Steelmaking is set to return to Granite City, Illinois, as U.S. Steel moves to restart a blast furnace at its Granite City Works plant, which had its last furnace idled in 2023. The company says slab production should be back online in the first half of 2026 and estimates it will need roughly 400 workers as the facility ramps back up.

What U.S. Steel Announced

In a statement released through Business Wire, U.S. Steel said it has begun the process of restarting its "B" blast furnace after what it described as "several months of carefully analyzing customer demand." CEO David Burritt said the company is "confident in our ability to safely and profitably operate the mill to meet 2026 demand," as part of the same announcement.

How The Mill Got Here

The Granite City Works plant, perched on the Mississippi River across from St. Louis, shut its last operating blast furnace in 2023. U.S. Steel then moved to wind down slab processing in September before reversing course, according to AP News. AP also reports that the furnace was idled amid the industry disruptions of 2023 and that the United States now has roughly a dozen operating blast furnaces left.

Jobs And The Local Economy

U.S. Steel told reporters it expects to add about 400 employees at Granite City, roughly the number it says is needed to run the restarted furnace, a move that would pull the plant’s headcount back toward prior levels, Reuters reported. The United Steelworkers called the restart a welcome sign for union members and the surrounding communities, and local officials said the decision is encouraging even as they continue to press for longer-term investment at the site, NPR Illinois reported.

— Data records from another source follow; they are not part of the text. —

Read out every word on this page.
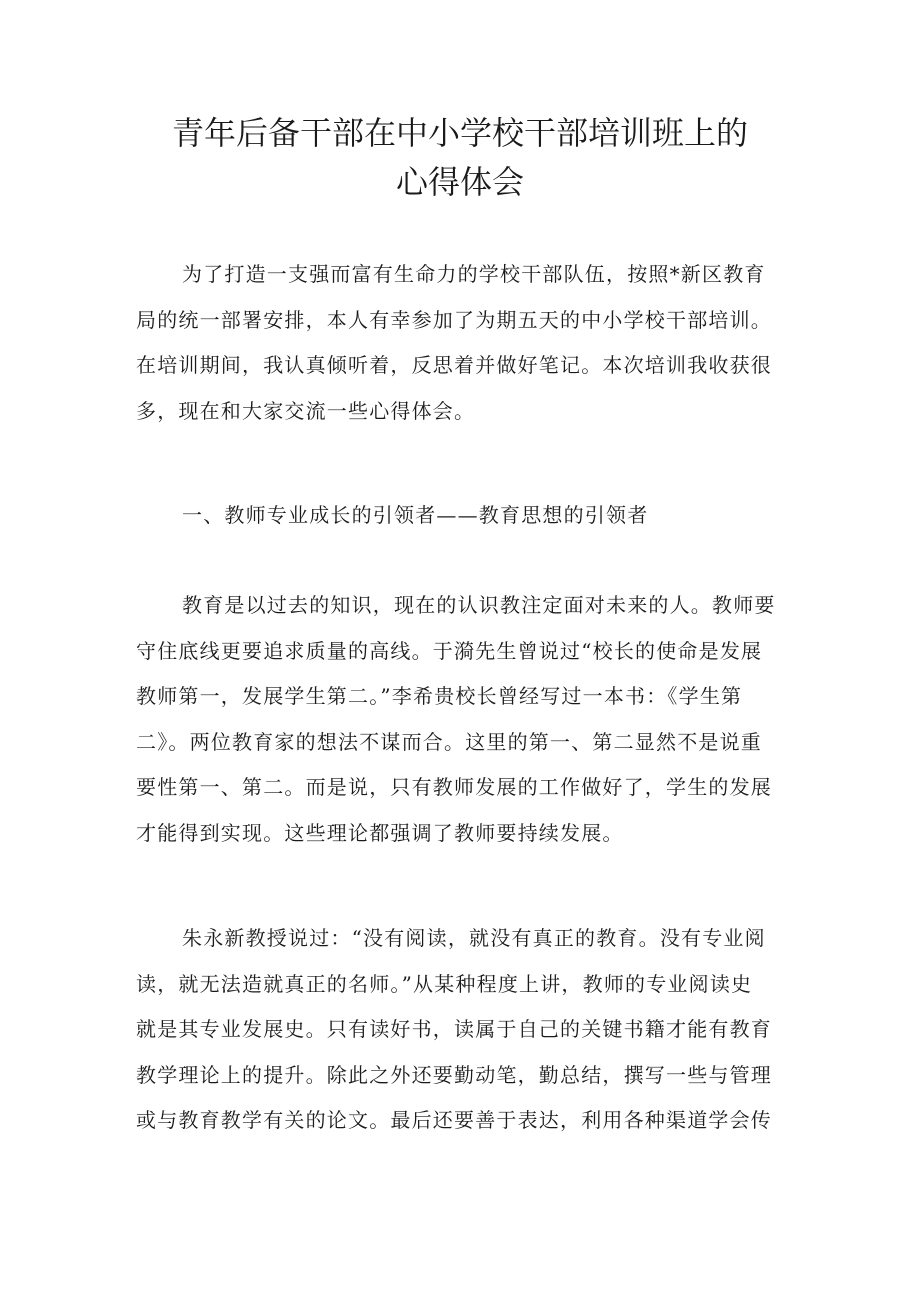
青年后备干部在中小学校干部培训班上的
心得体会
为了打造一支强而富有生命力的学校干部队伍，按照*新区教育
局的统一部署安排，本人有幸参加了为期五天的中小学校干部培训。
在培训期间，我认真倾听着，反思着并做好笔记。本次培训我收获很
多，现在和大家交流一些心得体会。
一、教师专业成长的引领者——教育思想的引领者
教育是以过去的知识，现在的认识教注定面对未来的人。教师要
守住底线更要追求质量的高线。于漪先生曾说过“校长的使命是发展
教师第一，发展学生第二。”李希贵校长曾经写过一本书：《学生第
二》。两位教育家的想法不谋而合。这里的第一、第二显然不是说重
要性第一、第二。而是说，只有教师发展的工作做好了，学生的发展
才能得到实现。这些理论都强调了教师要持续发展。
朱永新教授说过：“没有阅读，就没有真正的教育。没有专业阅
读，就无法造就真正的名师。”从某种程度上讲，教师的专业阅读史
就是其专业发展史。只有读好书，读属于自己的关键书籍才能有教育
教学理论上的提升。除此之外还要勤动笔，勤总结，撰写一些与管理
或与教育教学有关的论文。最后还要善于表达，利用各种渠道学会传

National-Security Deal Still In Play

The restart is unfolding under the terms of Nippon Steel’s takeover of U.S. Steel. The Japanese company completed a roughly $14.9 billion acquisition this year under a national-security agreement that gives federal authorities a say over plant closures and other key decisions, AP News reported. That agreement includes pledges to invest in U.S. operations and contains protections for Granite City Works that expire in 2027, while some other U.S. facilities remain covered for a longer period, according to the same reporting.

Market Context

The American Iron and Steel Institute reported that U.S. mills shipped about 7.69 million net tons of steel in October, more than 9 percent higher than the same month a year earlier, with year-to-date shipments running ahead of 2024 levels. Those figures come from the American Iron and Steel Institute. Industry coverage and analysts have pointed to tariffs and a rebound in demand from construction and automakers as key reasons domestic prices have strengthened and lead times have lengthened, a trend highlighted in recent reporting by The Wall Street Journal.

What’s Next

U.S. Steel says the Granite City restart will require a hiring and training push, along with time to get equipment back to safe operating standards, before slab production resumes in the first half of 2026, according to its release via Business Wire. Union leaders and local lawmakers are welcoming the immediate jobs, while also warning that real long-term security depends on whether the promised investments show up and whether federal protections remain in place after 2027, officials and union leaders have said.

Legal Implications

The national-security pact that cleared Nippon Steel’s purchase gives the federal government limited veto power over certain decisions, including plant closures, and that layer of oversight has become central to Granite City’s short-term reprieve, according to local reporting. Legal experts and trade groups say the structure sets a precedent for tighter federal oversight of strategic manufacturing assets and that Granite City’s long-term fate will hinge on how those protections and investment commitments are enforced, WTAE reported.